Aust faces potentially disastrous consequences of climate change, inquiry told
Military and climate experts, including a former chief of the defence force, have warned that Australia faces potential “disastrous consequences” from climate change, including “revolving” natural disasters and the forced migration of tens of millions of people across the region, overwhelming security forces and government.
Former Defence Force Chief Admiral Chris Barrie, now adjunct professor at the strategic and defence studies centre at the Australian National University, said in a submission to a Senate inquiry that Australia’s ability to mitigate and respond to the impacts of climate change had been corrupted by political timidity: “Australia’s climate change credentials have suffered from a serious lack of political leadership”.
The inquiry into the security ramifications of climate change also heard from some of the country’s leading climate scientists, who warned the security threats posed by climate change had been underestimated, and complained Australia had been “walking away” from exactly the type of research that would help the country prepare.

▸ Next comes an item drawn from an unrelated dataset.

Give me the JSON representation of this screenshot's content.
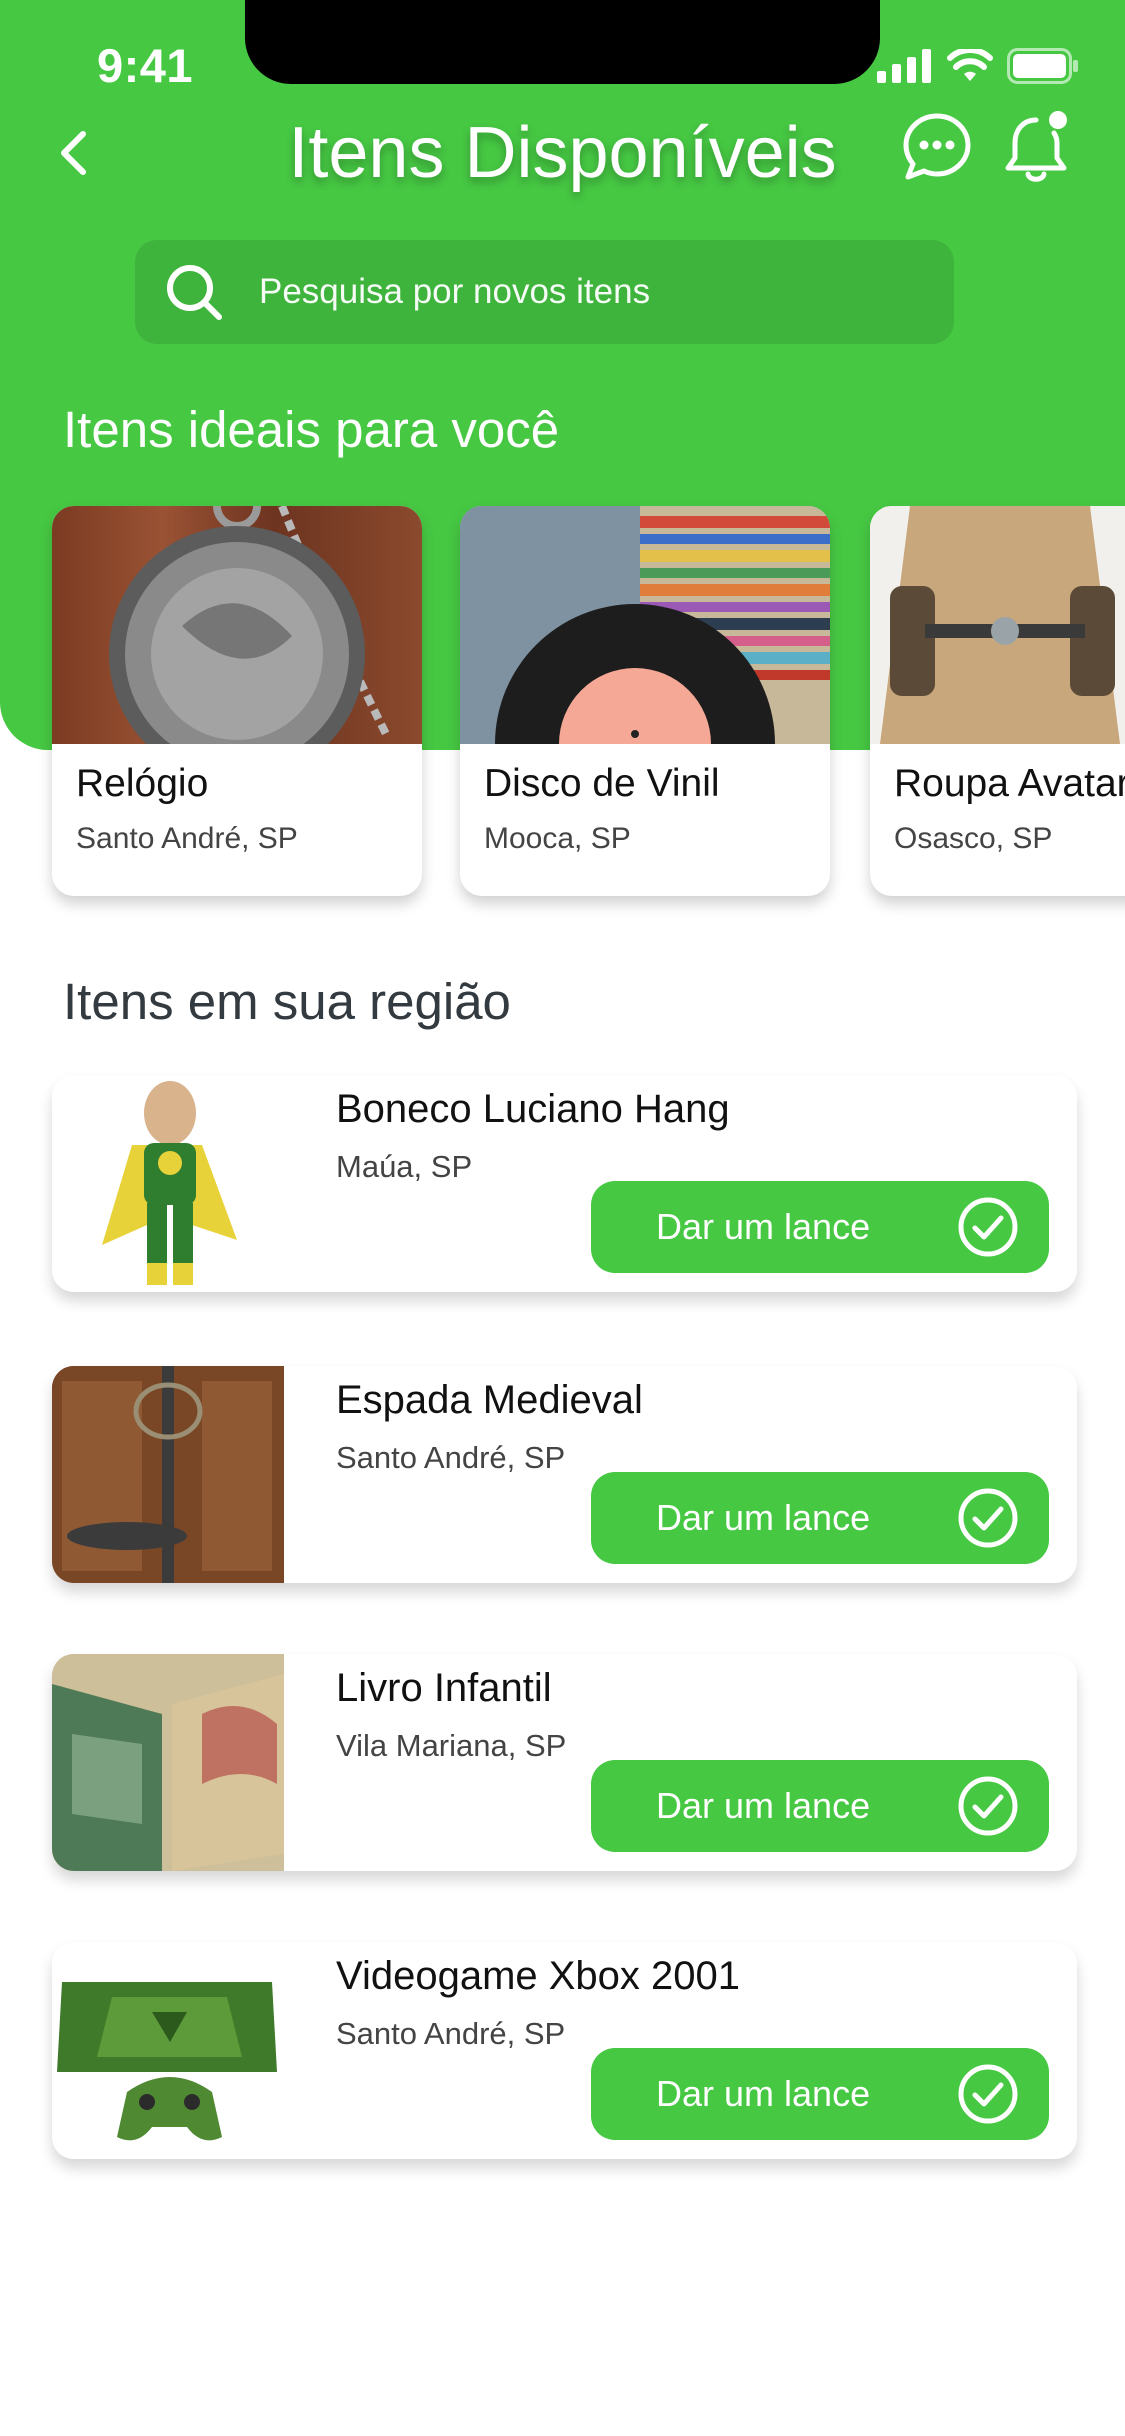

Other experts, however, counselled against “alarmist” predictions and said the focus of climate change response should be on those people most acutely affected by it, rather than the security concerns of developed countries most able to respond.
Mr Barrie said the security threat of climate change was comparable to that posed by nuclear war, and said the Australian continent would be most affected by changing climate.
“We will suffer great effects from these changes, such as new weather patterns; droughts, sea-level rises and storm surges, because we have substantial urban infrastructure built on the coastal fringe; ravages of more intense and more frequent heatwaves and tropical revolving storms.”
But he said the existential impacts of climate change were likely to be first, and most severely, felt across Australia’s region, the Asia-Pacific rim, the most populous region in the world.